RALEIGH — If it seems like the campaign against Gov. Pat McCrory’s re-election has been going on for years, you aren’t imagining things.
While parties out of power always spend their time on the “outs” strategizing for ways to get back “in,” North Carolina Democrats have a different relationship to state government in Raleigh than they do to, say, the White House, Congress, the courts, or even local governments. They see it as their political property.
From the turn of the 20th century until 2010, Democrats always held at least one chamber of the North Carolina General Assembly. They held the governor’s office for all but 12 years.
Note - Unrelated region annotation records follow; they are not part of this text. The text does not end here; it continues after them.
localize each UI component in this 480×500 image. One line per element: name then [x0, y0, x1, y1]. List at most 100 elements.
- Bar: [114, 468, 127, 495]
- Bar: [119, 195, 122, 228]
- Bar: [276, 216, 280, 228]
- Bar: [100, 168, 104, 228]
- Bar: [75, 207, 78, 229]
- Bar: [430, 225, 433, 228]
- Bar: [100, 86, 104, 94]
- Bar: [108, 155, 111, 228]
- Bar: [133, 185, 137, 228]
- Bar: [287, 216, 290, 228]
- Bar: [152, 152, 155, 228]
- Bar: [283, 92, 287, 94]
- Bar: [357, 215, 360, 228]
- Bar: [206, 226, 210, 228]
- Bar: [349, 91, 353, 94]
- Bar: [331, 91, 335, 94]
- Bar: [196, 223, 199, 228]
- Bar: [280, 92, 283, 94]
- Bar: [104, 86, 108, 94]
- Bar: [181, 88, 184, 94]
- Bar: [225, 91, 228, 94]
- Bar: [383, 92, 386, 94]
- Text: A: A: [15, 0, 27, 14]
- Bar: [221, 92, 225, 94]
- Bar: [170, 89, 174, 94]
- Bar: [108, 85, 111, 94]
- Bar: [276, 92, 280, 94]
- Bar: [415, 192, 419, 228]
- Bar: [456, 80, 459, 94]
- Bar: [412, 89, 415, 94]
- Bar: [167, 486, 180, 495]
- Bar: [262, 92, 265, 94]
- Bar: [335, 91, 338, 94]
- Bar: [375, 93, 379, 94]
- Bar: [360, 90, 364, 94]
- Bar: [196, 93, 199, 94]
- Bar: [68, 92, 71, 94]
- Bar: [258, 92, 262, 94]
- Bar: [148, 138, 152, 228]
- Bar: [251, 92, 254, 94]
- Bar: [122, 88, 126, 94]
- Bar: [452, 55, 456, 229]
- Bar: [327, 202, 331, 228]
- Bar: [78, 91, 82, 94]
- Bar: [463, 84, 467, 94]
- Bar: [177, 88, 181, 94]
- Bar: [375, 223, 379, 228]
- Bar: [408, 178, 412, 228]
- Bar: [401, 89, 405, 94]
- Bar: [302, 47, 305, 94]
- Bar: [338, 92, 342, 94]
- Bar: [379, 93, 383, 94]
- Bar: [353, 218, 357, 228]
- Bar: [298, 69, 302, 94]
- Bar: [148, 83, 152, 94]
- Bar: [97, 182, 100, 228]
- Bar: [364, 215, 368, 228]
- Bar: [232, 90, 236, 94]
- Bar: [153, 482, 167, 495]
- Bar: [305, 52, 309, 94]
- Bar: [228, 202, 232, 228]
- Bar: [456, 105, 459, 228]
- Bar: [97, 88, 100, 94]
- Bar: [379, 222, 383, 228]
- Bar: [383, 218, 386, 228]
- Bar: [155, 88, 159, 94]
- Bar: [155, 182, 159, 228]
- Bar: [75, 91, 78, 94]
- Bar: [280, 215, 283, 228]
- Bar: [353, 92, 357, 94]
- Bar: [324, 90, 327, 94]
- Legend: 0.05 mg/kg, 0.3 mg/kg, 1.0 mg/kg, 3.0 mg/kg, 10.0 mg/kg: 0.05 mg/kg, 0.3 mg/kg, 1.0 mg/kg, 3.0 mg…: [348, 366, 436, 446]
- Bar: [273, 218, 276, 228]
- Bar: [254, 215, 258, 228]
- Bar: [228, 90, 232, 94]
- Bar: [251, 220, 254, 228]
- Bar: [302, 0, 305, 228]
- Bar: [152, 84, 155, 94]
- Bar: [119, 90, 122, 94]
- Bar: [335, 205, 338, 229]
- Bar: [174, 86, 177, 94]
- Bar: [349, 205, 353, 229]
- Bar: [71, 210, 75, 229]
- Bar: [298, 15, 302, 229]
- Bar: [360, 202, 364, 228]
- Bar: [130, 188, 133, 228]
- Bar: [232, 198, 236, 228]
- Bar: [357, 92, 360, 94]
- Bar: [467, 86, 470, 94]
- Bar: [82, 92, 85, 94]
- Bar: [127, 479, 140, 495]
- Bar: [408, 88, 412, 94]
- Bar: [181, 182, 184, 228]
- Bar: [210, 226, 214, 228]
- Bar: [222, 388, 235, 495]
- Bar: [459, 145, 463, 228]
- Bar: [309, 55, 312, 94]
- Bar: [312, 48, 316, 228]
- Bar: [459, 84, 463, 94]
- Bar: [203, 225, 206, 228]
State Republicans were acceptable as long as they understood their place — as the Washington Generals to the Democrats’ Globetrotters. It was fine if Republicans controlled a few counties or held some legislative seats, but true two-party competition in fall elections would be, to the Democratic way of thinking, bad for North Carolina’s progressive reputation, not to mention untidy.
So the GOP takeover of the legislature in 2010, and particularly Gov. McCrory’s solid margin of victory in 2012, constituted a political earthquake to Democratic pols. The unthinkable had happened. It had to be reversed.
As I have often explained to national reporters parachuting in this year, Democratic insiders here care much more about the gubernatorial race than they do the presidential race or U.S. Senate seat. Voters seem to agree. In the latest spate of polls, the average share of North Carolina voters who say they are undecided is a bit smaller for governor than it is for president or Senate.
The Democratic nominee, Roy Cooper, has essentially been running against McCrory since 2013. So have many liberal activists and left-leaning media outlets. The situation is strikingly similar to the last time a Republican governor ran for reelection in North Carolina, in 1988. The Democrat then serving as lieutenant governor, Bob Jordan, ran what was in effect a four-year campaign against the Republican incumbent, Jim Martin. He was egged on by Democratic legislators, pro-Democratic interest groups, and pro-Democratic newspapers.
Jordan, as it happens, fell far short in 1988. Jim Martin was reelected easily. But that was also a year in which North Carolina went strongly for the GOP presidential candidate, George H.W. Bush, and gave Republicans many other victories down the ballot. McCrory faces a more daunting challenge in 2016. His top of the ticket, Donald Trump, has trailed Hillary Clinton in North Carolina for most of the campaign (although he may now be surging).
On the other hand, McCrory has factors working in his favor. One is the trajectory of the state’s economy. While North Carolinians join most other Americans in their disappointment about the nation’s sluggish recovery from the Great Recession, our state is doing comparatively well. Since the enactment of Gov. McCrory’s signature policy initiatives in mid-2013 — including tax cuts, regulatory reform, and highway-funding reforms — North Carolina has beaten the national and regional averages in most measures of economic performance.
The most dramatic gains have been in the labor market, where North Carolina’s combined rate of unemployment and underemployment has dropped faster than in all but a handful of other states. The state’s overall economy has grown by an inflation-adjusted average of 2.6 percent a year, again one of the nation’s fastest growth rates.
Another selling point the governor takes into the final days of the campaign is his prudent management of state finances. The McCrory administration has spent more money on high-priority items, to be sure, but it has sought efficiencies and budget restraint in other areas. That allowed the state to build up some $2 billion in rainy-day and other reserves — a decision that will serve storm-ravaged North Carolina well, and that Roy Cooper pointedly and foolishly criticized just weeks before Hurricane Matthew walloped us.
But years of relentless attacks on the governor’s policies, personnel, and character have taken their toll. He and Cooper are neck-and-neck in the final polls. Democrats still hope their restoration is nigh.